With this definition if $x_1^{a_1 - a_2} \cdots x_n^{a_n}$ is the leading term of $g(x_1, \dots, x_n)$ w.r.t. the $S$-order, then $x_1^{a_1} \cdots x_n^{a_n}$ is the maximal term of $g(e_1, \dots, e_n)$ w.r.t. the lexicographical order ($L$-order). This is true simply because $a_j = (a_j - a_{j+1}) + \cdots + (a_{n-1} - a_n) + a_n$, and $x_1^{a_1} \cdots x_n^{a_n}$ is the unique maximal term of $e_1^{a_1 - a_2} \cdots e_n^{a_n}$ w.r.t the $L$-order.
More explicitly, let $x_1^{b_1} \cdots x_n^{b_n}$ be maximal w.r.t. the $L$ order.
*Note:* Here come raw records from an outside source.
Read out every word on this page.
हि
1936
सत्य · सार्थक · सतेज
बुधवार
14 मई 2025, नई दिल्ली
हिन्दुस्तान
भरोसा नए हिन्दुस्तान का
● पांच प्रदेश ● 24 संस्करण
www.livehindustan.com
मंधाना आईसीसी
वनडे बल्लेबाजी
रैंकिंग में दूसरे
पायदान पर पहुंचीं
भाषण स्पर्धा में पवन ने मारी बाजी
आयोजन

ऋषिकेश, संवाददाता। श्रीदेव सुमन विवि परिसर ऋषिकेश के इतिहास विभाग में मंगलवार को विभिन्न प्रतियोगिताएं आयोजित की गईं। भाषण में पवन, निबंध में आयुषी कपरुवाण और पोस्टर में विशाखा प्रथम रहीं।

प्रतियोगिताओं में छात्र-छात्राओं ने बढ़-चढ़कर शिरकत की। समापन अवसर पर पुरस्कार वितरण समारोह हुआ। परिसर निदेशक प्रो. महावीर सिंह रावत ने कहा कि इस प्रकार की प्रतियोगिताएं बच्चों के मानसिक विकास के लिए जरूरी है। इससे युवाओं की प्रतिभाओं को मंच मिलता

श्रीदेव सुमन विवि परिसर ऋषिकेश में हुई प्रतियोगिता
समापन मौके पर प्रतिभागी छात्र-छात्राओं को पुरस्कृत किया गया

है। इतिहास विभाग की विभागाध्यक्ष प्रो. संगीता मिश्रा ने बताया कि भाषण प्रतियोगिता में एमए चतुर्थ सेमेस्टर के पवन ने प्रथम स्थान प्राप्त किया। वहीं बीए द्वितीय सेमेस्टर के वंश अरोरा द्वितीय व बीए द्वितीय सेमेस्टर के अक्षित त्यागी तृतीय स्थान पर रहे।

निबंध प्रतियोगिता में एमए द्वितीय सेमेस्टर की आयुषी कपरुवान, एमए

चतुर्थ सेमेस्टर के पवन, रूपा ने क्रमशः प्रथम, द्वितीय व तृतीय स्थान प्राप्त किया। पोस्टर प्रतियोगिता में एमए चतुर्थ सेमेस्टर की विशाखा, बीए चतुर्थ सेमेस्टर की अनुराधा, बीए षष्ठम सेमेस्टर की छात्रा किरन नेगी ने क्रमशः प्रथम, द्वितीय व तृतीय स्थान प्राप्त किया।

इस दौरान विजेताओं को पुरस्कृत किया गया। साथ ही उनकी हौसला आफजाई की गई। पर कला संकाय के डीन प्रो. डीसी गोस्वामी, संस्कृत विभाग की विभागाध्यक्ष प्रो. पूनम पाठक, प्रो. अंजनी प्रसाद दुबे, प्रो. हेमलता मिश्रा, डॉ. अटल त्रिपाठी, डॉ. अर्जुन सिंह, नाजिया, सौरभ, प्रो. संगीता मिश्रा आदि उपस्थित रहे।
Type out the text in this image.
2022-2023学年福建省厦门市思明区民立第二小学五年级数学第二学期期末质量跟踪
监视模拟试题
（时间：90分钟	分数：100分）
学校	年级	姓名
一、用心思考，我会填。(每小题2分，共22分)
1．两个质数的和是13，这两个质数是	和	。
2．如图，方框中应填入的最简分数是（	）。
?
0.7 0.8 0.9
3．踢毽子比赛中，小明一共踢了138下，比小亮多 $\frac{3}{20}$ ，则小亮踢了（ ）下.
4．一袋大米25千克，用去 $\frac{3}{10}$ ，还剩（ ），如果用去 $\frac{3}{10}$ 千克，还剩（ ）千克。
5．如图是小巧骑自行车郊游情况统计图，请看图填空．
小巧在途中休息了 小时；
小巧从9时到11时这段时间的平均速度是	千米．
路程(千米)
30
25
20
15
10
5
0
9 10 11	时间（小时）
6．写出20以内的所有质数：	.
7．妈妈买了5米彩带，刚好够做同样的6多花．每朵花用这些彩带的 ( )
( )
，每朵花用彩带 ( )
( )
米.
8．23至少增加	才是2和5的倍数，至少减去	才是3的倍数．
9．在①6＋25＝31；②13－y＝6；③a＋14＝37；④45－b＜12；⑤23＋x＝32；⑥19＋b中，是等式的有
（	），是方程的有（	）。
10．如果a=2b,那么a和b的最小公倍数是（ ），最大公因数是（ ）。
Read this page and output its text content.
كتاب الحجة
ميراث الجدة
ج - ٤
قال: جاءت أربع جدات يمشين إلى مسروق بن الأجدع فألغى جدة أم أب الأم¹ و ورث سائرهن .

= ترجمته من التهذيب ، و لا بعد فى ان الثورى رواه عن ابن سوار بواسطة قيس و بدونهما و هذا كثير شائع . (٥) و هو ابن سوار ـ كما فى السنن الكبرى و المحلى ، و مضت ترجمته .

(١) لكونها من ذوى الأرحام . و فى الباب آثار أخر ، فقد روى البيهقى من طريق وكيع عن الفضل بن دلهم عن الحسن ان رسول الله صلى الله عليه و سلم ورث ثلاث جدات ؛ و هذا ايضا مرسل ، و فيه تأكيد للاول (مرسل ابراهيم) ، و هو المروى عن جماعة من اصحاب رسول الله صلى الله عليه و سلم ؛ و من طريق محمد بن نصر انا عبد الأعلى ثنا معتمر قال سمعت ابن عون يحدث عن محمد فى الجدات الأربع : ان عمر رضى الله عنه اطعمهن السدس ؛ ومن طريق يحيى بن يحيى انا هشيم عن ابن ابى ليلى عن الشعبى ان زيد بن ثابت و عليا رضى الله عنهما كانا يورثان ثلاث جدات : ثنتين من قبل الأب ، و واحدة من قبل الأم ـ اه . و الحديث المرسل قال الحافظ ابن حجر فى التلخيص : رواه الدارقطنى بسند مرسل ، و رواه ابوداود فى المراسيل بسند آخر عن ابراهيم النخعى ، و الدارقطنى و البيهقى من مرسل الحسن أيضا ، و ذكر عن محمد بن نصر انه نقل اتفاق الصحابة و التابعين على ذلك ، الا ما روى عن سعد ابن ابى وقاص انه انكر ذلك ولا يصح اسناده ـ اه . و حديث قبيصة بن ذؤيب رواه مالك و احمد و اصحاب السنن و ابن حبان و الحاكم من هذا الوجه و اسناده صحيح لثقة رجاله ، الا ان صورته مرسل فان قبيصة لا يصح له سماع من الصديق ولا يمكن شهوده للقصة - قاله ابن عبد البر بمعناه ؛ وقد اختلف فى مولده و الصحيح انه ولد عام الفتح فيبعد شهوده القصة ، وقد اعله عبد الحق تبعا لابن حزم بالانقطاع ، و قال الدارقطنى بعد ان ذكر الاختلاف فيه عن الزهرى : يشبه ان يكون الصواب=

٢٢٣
Assume there is a minimal $j$ such that $b_j > a_j$. $x_1^{b_1} \cdots x_n^{b_n}$ must occur in a polynomial $e_1^{b_1 - b_2} \cdots e_n^{b_n}$, where $x_1^{b_1 - b_2} \cdots x_n^{b_n}$ occurs in $g(x_1, \dots, x_n)$. But then $x_1^{b_1 - b_2} \cdots x_n^{b_n} > x_1^{a_1 - a_2} \cdots x_n^{a_n}$ w.r.t. the $S$-order. We conclude that $x_1^{b_1} \cdots x_n^{b_n} = x_1^{a_1} \cdots x_n^{a_n}$.